I hope you found last week’s In Depth email interesting (Escaping Output Safely), and had some fun with the XSS demo. If you’re interested, I wrote a Twitter thread covering how I built the intentionally vulnerable demo app, to go along with my previous thread about securing the hosting for it.

This week I have a quick security tip for you (scroll down to the code blocks if you’re busy). It is a very useful security feature if your database models are passed into javascript or over an API.

Securing Sensitive Model Attributes

Traditionally our database models are stored and contained on the server, and we can throw whatever data into them - including sensitive data.

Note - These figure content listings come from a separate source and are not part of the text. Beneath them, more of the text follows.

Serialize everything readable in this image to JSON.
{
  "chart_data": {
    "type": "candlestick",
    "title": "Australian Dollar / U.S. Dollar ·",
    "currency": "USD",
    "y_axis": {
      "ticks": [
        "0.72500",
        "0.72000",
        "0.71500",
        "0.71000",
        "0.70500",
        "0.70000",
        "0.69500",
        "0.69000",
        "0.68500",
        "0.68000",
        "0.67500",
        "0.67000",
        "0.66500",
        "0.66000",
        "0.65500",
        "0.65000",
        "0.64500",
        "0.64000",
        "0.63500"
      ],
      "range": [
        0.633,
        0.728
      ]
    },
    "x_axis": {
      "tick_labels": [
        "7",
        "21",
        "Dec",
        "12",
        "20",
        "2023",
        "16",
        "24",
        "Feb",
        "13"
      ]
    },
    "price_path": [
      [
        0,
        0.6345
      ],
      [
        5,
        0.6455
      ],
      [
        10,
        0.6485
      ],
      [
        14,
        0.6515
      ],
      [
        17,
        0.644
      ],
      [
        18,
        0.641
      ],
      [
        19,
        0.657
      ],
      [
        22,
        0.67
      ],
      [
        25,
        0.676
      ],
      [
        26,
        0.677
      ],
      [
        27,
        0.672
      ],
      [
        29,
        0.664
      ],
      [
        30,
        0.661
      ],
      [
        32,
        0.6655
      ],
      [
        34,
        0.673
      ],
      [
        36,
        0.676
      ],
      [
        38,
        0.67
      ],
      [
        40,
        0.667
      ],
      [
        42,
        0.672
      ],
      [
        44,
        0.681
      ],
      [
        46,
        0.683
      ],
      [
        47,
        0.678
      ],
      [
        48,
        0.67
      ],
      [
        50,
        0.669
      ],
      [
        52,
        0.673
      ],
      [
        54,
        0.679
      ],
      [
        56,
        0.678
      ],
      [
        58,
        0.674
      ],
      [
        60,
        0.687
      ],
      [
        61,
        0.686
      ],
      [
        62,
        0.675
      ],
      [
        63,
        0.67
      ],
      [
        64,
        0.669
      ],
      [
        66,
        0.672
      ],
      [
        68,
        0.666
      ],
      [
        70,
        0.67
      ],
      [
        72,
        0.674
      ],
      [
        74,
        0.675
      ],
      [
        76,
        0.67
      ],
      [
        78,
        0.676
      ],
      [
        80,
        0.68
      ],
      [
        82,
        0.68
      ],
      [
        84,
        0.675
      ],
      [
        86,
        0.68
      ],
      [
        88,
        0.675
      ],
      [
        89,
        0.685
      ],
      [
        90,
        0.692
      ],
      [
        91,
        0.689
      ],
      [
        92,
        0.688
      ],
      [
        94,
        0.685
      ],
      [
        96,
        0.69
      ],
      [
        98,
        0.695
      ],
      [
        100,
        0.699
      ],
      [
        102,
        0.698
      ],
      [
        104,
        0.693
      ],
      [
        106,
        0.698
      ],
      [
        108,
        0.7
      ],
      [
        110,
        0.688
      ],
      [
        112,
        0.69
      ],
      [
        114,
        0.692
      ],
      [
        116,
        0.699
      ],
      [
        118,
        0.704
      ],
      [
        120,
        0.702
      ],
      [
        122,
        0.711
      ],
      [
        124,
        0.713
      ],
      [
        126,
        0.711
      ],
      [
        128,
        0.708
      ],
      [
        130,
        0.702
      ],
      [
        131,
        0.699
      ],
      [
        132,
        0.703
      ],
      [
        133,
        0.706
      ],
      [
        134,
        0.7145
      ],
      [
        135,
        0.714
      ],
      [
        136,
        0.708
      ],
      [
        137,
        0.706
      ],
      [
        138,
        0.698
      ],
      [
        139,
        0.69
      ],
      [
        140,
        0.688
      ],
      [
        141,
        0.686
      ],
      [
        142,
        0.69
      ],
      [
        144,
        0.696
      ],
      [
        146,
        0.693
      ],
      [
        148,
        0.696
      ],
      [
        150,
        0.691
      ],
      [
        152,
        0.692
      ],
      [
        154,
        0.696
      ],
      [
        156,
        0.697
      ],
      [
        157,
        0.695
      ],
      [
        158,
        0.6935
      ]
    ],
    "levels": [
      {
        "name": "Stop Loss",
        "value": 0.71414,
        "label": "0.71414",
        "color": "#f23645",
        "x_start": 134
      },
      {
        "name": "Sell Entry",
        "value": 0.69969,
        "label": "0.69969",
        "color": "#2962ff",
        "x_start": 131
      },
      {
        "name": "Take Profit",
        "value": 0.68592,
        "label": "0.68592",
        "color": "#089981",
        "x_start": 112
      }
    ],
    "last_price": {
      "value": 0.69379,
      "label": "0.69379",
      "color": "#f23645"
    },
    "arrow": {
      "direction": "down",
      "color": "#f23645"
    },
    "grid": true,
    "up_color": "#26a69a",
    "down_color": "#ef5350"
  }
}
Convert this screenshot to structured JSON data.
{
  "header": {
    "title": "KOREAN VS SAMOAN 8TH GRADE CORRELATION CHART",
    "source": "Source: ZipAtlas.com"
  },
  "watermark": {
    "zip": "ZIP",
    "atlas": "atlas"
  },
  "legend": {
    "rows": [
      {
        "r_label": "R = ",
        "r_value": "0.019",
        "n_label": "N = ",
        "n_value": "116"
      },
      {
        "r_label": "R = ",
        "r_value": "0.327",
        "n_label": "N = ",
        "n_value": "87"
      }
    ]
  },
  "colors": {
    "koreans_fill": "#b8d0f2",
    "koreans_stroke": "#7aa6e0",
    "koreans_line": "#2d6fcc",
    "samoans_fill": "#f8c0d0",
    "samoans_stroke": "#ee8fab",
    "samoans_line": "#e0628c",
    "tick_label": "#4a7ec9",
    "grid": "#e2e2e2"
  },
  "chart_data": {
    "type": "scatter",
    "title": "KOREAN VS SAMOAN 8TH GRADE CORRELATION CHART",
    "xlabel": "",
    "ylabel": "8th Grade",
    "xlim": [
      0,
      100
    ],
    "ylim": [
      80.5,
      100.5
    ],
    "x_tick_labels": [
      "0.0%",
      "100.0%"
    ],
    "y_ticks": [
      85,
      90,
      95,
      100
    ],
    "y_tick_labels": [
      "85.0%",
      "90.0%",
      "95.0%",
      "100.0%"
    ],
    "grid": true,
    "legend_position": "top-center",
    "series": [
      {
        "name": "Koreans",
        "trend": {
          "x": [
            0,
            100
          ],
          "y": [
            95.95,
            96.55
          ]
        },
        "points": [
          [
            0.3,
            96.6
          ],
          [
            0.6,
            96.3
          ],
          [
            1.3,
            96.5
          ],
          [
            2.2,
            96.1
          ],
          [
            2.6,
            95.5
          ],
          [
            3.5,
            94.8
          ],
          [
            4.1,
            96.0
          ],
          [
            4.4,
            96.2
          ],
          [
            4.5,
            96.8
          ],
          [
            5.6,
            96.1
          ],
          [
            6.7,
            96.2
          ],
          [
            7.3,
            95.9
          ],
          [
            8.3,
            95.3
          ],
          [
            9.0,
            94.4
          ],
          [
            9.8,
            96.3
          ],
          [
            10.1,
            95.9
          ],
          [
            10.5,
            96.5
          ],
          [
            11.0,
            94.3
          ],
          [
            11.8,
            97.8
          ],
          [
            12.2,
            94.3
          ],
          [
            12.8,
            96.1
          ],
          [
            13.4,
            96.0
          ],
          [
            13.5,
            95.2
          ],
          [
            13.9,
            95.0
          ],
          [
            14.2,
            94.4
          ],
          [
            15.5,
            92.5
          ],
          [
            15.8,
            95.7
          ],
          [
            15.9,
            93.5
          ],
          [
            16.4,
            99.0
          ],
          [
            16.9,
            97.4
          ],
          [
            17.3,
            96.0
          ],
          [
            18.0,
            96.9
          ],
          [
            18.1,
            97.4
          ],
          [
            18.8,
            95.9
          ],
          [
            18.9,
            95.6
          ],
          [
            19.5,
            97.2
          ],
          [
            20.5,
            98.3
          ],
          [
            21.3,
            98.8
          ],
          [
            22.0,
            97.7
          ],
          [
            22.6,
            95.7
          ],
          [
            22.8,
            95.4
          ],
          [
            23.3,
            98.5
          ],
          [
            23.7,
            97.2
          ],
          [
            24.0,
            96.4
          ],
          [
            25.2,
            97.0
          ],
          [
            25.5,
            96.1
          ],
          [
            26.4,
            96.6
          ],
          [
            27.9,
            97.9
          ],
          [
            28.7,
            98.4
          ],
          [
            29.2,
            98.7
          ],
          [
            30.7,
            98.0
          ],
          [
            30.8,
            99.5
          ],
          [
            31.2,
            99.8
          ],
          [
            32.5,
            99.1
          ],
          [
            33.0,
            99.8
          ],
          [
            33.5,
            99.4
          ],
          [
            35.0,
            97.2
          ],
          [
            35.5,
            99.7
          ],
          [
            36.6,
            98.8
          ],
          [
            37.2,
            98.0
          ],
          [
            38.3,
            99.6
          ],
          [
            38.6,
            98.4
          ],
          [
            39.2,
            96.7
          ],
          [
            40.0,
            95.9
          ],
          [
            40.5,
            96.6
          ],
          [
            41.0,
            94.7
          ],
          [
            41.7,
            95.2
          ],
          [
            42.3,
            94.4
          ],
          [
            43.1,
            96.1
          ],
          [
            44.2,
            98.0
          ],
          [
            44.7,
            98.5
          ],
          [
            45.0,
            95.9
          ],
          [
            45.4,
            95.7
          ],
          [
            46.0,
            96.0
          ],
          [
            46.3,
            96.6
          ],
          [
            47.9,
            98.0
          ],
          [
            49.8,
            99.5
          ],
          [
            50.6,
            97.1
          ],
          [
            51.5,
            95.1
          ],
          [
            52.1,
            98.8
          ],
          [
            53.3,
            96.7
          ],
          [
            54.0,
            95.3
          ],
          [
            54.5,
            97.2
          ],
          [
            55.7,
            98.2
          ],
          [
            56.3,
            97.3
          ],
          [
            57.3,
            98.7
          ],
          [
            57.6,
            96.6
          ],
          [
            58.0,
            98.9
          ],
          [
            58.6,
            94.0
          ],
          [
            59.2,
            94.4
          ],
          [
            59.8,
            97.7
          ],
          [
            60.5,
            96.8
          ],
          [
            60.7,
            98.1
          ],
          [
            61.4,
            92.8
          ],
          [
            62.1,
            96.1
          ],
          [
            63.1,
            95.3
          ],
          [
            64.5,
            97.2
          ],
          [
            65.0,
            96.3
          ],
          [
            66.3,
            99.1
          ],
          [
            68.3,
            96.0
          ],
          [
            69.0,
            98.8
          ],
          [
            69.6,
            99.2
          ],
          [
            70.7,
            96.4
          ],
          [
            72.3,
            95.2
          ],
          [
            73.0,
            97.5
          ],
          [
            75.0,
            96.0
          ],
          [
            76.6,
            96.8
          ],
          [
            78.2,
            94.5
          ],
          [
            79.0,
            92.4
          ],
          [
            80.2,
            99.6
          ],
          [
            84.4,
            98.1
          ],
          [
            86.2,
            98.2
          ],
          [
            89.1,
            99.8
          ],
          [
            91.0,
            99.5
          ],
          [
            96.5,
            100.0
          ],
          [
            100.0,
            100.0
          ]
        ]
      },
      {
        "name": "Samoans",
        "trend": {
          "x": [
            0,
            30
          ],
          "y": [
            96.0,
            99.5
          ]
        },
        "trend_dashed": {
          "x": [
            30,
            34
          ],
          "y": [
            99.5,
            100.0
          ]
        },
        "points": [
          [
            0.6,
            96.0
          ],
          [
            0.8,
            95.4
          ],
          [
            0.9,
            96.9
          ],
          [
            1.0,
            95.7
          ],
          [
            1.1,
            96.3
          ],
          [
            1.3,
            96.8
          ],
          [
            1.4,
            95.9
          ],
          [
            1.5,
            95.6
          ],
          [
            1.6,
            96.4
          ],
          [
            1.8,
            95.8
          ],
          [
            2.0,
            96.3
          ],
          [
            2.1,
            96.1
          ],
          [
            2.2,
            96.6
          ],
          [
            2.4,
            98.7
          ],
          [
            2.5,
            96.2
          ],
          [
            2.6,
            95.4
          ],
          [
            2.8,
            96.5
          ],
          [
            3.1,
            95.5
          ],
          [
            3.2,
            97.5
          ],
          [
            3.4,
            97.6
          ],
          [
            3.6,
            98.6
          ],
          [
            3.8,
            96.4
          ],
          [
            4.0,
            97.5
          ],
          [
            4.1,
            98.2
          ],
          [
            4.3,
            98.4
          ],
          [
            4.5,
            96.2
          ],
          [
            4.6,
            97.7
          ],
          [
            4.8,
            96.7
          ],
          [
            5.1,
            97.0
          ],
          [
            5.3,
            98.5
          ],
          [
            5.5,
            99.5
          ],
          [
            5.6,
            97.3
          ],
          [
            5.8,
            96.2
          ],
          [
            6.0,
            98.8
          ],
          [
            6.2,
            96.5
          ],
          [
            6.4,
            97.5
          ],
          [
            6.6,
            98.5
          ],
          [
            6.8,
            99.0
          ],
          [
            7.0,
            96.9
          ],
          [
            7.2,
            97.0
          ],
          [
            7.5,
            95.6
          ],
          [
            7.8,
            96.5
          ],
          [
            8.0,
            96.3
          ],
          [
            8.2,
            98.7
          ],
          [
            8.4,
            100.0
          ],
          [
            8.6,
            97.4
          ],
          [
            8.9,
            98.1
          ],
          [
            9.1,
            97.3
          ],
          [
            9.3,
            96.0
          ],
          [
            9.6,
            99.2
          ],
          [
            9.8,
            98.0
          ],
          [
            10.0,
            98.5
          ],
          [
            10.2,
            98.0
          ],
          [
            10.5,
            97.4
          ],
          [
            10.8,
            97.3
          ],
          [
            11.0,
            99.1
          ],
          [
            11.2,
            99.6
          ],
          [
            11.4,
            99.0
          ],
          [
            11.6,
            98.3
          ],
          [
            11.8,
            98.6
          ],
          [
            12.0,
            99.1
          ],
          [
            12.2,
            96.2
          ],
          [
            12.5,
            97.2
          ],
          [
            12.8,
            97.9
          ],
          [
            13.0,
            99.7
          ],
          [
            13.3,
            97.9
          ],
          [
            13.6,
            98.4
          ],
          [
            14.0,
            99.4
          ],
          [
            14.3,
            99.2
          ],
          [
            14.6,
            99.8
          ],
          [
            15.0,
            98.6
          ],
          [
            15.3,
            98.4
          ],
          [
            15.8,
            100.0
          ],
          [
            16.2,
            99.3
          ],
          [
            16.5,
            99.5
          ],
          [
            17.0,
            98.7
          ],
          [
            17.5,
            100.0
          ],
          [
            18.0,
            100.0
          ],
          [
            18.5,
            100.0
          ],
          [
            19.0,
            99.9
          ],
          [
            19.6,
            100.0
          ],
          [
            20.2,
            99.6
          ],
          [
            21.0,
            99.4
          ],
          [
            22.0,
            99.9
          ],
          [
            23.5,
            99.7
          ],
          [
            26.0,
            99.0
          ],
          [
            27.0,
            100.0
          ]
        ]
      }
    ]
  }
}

However, javascript frameworks like Vue.js, Inertia.js, and even Livewire, make it easy to interact with your models directly in the browser, and if it’s in the browser, it’s publicly visible.

It’s not just javascript frameworks which will do this too! I recently discovered one of my models was leaked on a page in my app because I had passed it into a Blade component, but forgotten to tell Blade it was a prop, not an attribute. So Blade treated it as an attribute and serialized it into the HTML!! It’s super simple to accidently sensitive leak data through models if you’re passing them around the view or javascript layers.

The risk here is simple: if you store sensitive data on your models and send these to the browser, it may end up in the browser, and someone could find it1.

We’re talking about password hashes2, dates of birth, API keys, secret messages, staff comments, etc. The list goes on and on… Basically anything that the person making the request shouldn’t have access to.